Depending of view options used, some NetCDF variables can be missing from above list, this does not mean it is broken. Use "Display all datasets .." from Output tab and try again.

Intro to R
Following code will open .nc file and read in two most important variables into R: named mem scores (w/o reference) and focus_ranks as rank matrix used to get mem scores.

library(ncdf)                                                   #load R NetCDF library
nc <- open.ncdf("memcpp_res_8 .. 0.nc")                         #open *.nc file / open.ncdf("<path/to/nc/file.nc>") /
  #read some variables from the file into R
reference <- get.var.ncdf(nc, "reference")                      #reference/query feature/probe/gene name
gene_names <- get.var.ncdf(nc,"gene_name")                      #feature/probe/gene names (except reference)
focus_ranks <- get.var.ncdf(nc,"focus_rank")                    #rank matrix (except reference)
scores <- get.var.ncdf(nc, "score")                             #mem scores (except reference)
names(scores) <- gene_names                                     #add names to scores array (w/o reference)

str(scores)       #mem scores with feature/probe/gene names (w/o reference)
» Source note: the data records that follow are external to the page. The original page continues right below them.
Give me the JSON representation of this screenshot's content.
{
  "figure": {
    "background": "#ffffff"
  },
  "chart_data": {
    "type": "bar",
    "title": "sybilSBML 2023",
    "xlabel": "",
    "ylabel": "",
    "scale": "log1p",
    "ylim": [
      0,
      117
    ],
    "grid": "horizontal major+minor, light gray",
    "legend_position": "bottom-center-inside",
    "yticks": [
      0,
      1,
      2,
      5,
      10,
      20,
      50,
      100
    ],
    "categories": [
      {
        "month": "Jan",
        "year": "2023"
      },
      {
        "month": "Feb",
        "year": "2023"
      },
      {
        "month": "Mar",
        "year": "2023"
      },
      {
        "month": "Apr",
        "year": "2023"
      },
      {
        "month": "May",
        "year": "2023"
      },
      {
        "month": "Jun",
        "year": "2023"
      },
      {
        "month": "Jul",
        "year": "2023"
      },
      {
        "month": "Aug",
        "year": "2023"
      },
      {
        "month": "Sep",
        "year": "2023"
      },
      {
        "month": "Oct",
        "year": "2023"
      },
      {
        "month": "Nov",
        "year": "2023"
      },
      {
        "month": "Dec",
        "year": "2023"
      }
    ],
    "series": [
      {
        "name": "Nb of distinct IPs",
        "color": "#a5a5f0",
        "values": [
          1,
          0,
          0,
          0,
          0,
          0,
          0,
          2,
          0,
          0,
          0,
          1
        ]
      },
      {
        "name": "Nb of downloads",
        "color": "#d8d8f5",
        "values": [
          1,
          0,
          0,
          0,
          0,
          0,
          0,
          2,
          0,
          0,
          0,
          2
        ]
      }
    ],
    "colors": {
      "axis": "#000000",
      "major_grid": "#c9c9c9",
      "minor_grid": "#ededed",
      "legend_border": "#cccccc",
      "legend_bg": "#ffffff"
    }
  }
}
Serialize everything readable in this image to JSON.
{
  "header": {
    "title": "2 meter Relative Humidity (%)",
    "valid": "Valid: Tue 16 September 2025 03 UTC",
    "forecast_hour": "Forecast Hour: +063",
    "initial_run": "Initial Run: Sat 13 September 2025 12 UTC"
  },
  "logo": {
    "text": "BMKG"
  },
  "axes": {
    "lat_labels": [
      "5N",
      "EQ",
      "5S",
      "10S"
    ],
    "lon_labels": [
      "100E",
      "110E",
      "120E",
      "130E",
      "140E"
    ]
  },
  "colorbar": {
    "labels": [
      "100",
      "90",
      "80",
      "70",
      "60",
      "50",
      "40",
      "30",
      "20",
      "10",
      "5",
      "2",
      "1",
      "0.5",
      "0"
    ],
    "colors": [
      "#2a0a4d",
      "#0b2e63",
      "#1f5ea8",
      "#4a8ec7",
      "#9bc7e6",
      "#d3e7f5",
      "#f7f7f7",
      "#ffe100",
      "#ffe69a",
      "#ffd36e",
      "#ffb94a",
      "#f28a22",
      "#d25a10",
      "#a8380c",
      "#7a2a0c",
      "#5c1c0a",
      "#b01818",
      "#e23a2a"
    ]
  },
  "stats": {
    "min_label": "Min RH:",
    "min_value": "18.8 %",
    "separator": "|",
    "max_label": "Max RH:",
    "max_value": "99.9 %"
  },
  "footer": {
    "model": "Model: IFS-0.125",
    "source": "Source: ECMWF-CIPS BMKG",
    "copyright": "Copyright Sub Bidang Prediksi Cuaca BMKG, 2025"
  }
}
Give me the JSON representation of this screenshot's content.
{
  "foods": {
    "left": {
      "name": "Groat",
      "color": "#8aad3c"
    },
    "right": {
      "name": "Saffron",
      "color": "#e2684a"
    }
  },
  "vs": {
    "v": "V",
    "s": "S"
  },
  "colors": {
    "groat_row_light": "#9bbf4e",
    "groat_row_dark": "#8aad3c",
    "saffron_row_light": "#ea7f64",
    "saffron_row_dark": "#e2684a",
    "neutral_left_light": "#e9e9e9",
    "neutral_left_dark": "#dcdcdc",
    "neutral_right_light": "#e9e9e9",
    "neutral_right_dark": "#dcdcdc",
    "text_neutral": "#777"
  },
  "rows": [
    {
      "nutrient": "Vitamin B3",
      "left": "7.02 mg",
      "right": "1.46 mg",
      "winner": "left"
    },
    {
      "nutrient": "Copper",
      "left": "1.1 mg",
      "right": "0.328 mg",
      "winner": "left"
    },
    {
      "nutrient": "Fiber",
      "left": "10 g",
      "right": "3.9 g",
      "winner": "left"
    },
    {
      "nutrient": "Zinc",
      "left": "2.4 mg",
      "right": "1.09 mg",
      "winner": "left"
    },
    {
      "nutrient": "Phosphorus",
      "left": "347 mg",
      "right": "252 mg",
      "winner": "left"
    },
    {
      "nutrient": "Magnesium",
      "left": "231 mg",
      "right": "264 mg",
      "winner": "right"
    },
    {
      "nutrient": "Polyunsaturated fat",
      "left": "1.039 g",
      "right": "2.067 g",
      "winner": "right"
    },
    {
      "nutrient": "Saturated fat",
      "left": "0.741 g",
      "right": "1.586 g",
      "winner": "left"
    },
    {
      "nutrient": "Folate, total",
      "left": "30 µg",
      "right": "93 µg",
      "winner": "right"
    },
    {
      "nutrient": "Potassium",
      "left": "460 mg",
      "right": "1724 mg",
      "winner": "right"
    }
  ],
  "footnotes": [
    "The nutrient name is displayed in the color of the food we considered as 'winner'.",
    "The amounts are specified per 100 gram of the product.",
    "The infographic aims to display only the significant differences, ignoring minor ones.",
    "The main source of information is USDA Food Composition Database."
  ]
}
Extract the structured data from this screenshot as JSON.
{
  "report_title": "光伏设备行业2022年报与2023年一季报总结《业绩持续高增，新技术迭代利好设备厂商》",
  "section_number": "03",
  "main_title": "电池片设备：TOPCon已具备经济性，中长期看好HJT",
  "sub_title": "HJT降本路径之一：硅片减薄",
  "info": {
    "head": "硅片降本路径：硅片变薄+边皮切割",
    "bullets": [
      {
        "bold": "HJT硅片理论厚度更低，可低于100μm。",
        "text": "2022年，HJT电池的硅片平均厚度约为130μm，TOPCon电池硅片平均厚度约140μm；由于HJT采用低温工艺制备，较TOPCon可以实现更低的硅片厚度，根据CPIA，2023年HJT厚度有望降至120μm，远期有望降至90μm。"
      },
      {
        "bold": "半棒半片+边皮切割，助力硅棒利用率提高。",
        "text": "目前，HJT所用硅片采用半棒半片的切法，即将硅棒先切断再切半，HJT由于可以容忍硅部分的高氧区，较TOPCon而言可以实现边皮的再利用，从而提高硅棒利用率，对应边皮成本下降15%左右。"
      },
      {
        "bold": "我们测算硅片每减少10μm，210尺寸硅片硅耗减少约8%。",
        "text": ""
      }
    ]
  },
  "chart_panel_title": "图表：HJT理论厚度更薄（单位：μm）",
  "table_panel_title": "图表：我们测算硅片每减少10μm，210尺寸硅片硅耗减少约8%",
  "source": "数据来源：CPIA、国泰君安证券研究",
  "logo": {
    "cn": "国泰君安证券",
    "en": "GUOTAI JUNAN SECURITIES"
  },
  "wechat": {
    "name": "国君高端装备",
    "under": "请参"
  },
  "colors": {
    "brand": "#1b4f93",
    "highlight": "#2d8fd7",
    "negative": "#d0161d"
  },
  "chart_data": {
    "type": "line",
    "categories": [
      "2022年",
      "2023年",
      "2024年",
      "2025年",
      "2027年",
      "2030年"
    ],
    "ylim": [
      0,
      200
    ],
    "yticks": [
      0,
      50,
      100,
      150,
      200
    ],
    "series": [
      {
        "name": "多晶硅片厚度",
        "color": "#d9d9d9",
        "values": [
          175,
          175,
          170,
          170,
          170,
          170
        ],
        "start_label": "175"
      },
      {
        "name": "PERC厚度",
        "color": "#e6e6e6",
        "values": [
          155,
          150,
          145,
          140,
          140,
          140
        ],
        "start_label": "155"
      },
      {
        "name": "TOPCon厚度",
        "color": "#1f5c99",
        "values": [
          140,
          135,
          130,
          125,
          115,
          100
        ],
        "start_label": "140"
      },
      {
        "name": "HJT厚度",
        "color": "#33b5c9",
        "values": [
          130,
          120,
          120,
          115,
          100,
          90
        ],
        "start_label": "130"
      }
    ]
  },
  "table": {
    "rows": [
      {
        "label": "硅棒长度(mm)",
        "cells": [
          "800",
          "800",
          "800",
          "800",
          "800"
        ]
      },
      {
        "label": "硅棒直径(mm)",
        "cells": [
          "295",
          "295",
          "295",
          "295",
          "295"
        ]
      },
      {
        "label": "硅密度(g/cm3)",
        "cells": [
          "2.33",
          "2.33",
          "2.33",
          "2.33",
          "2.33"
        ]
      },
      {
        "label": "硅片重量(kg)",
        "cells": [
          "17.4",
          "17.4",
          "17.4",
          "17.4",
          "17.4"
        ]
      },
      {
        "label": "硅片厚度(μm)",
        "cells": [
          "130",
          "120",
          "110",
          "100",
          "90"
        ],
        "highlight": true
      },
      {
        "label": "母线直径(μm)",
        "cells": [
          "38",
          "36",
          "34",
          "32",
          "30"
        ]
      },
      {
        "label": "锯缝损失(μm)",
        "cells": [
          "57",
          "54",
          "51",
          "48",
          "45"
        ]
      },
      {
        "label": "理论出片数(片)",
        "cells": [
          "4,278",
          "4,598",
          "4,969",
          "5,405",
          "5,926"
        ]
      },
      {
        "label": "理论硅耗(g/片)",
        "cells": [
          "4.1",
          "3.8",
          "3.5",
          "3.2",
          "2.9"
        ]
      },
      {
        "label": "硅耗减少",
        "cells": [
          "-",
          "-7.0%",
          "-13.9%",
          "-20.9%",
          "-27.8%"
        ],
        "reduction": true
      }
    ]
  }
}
ds_names <- get.var.ncdf(nc,"focus_name")                       #dataset names
ds_names <- sub(".*\\/","",sub(".nc","",ds_names), perl=T)      #make dataset names more comfortable
focus_ranks <- t(focus_ranks)                                   #transpose so that datasets would be in columns (not needed if only one dataset!)
focus_ranks <- rbind(rep(1,length(ds_names)), focus_ranks)      #add reference also to the rank matrix (has always rank 1, i.e. most similar to it self)
rownames(focus_ranks) <- c(reference,gene_names)                #define row names for the rank matrix
colnames(focus_ranks) <- ds_names                               #define column names for the rank matrix

str(focus_ranks) #focus rank matrix

If R is not the preferred analysis environment, then it is possible to convert NetCDF files to flat files with TabCDF

Word clouds

About the annotations: to every term in the datasets descriptions MetaMap tool was applied in order to annotate them. After that additionally to the basic word cloud out of the initial descriptions, the annotation word cloud was constructed. The significant terms that appear to have significant annotations in the annotation word cloud were replaced with their annotations. Additional terms from annotation word cloud that have not appeared in the basic word cloud were also added to the final word cloud.

One-way view
The word cloud consists of terms that are significantly most overrepresented across the datasets descriptions that contributed to the coexpression of the query gene with the selected gene. Since there is an ordering for the contributed datasets, the terms were tested to be overrepresented for ds_1; ds_1 and ds_2; etc. and the minimal out all these p-values was chosen as the final one for the term. Bonferroni correction was applied to these p-values due to the multiple comparisons issue. The word clouds were made more thorough by applying annotations to them using MetaMap tool.

Two-way view
The word cloud consists of terms that are significantly most overrepresented across the datasets descriptions that contributed to both coexpression of the query gene with the selected gene and vice versa. Since there is no ordering for the contributed datasets in this case, the terms were tested to be overrepresented only for the whole set of datasets simultaneously. The word clouds were made more thorough by applying annotations to them using MetaMap tool.